Nous pouvons élargir cela et nous rappeler que dans les vies passées nous avons, nous aussi, été des animaux. « Comment me suis-je senti quand quelqu’un m’a donné un coup de pied ou m’a écrasé ? » De cette façon, nous nous rappelons que les animaux aussi font l’expérience de la douleur et du plaisir, et nous faisons plus attention à la façon dont nous les traitons.

Réfléchir aux vies passées et futures est donc très utile en nous procurant un sentiment de connexion avec tout le monde. Nous pouvons également nous relier à la totalité des deux sexes : « Par le passé, j’ai été aussi bien une femme qu’un homme. » Nous pouvons apprécier, avoir de l’empathie et comprendre les problèmes et les situations de tous les groupes. Ceci est très utile pour étendre nos cœurs afin d’aider tout le monde et vouloir atteindre la bouddhéité pour y parvenir de la meilleure façon possible. Certains points importants découlent du fait de penser aux vies futures. Sans eux, la façon dont nous élargissons nos cœurs reste très limitée.

Sans la détermination à se libérer

Quand on dédie son cœur dans le but d’être bénéfique aux autres, un autre aspect majeur et important est la détermination à se libérer. Quand nous nous engageons à aider les autres, nous le faisons souvent pour des raisons névrotiques. Nous aidons les autres parce que nous voulons nous sentir aimés. « Je vous aiderai afin de devenir très populaire. » « Tout le monde m’aime parce que j’aide cette personne. Je le fais afin d’être aimé et apprécié. » « Je le fais parce que les autres se diront : quelle bonne personne je suis. J’aurai alors une bonne réputation. » « Je le fais parce que, si je ne le fais pas, je perdrai la face et les gens penseront du mal de moi ; je me sens obligé de le faire. » Ou bien, nous voulons nous sentir désiré : « Je vous aiderai et comme ça je me sentirai important. Je serai aimé en retour pour l’aide que j’apporte. » Les parents ont parfois cette attitude : « Même si mes enfants ont trente ou quarante ans, je dois encore leur dire comment se vêtir et quoi manger car alors je me sens utile et nécessaire. J’ai l’impression d’avoir une fonction, d’être important dans la vie de mes enfants. » Aider les autres afin de se sentir désiré revient à les exploiter.

Si nous avons la détermination à être libres, nous considérons toutes ces situations récurrentes incontrôlables et toutes ces relations névrotiques, et nous voyons les problèmes qu’elles engendrent.
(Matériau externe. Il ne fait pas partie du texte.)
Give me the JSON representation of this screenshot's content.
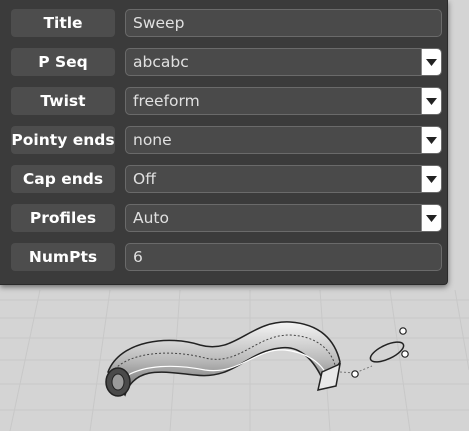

Nous développons alors une détermination à nous en libérer. « Ça suffit comme ça ! C’est juste ridicule. Cela crée tellement de dégradations, d’inquiétude, de tension ! »

Si nous avons la détermination à nous libérer, nous sommes également déterminés à être libres de toute espèce d’interaction névrotique avec les gens que nous aidons. « J’aide afin que tout le monde pense que je suis une personne merveilleuse. Je me préoccupe de savoir ce que pense telle ou telle personne. J’aide seulement les autres quand il y a quelqu’un autour pour y assister, afin qu’il puisse le dire aux autres. Je le fais pour impressionner les gens. Je fais la charité, mais je ne le fais certainement pas de manière anonyme. Je le fais afin que tout le monde sache que j’ai donné. En fait, je ferai mettre une plaque avec mon nom dessus, pour montrer que j’ai donné cette somme ! » Avec la détermination à se libérer, nous voyons les inconvénients qu’il y a à penser : « J’aide les autres afin qu’ils soient dépendants de moi, et, alors, je me sentirai important. » Si nous avons une forte détermination à nous libérer de ces problèmes, nous laissons tomber tous ces précédents motifs dans notre aide aux autres.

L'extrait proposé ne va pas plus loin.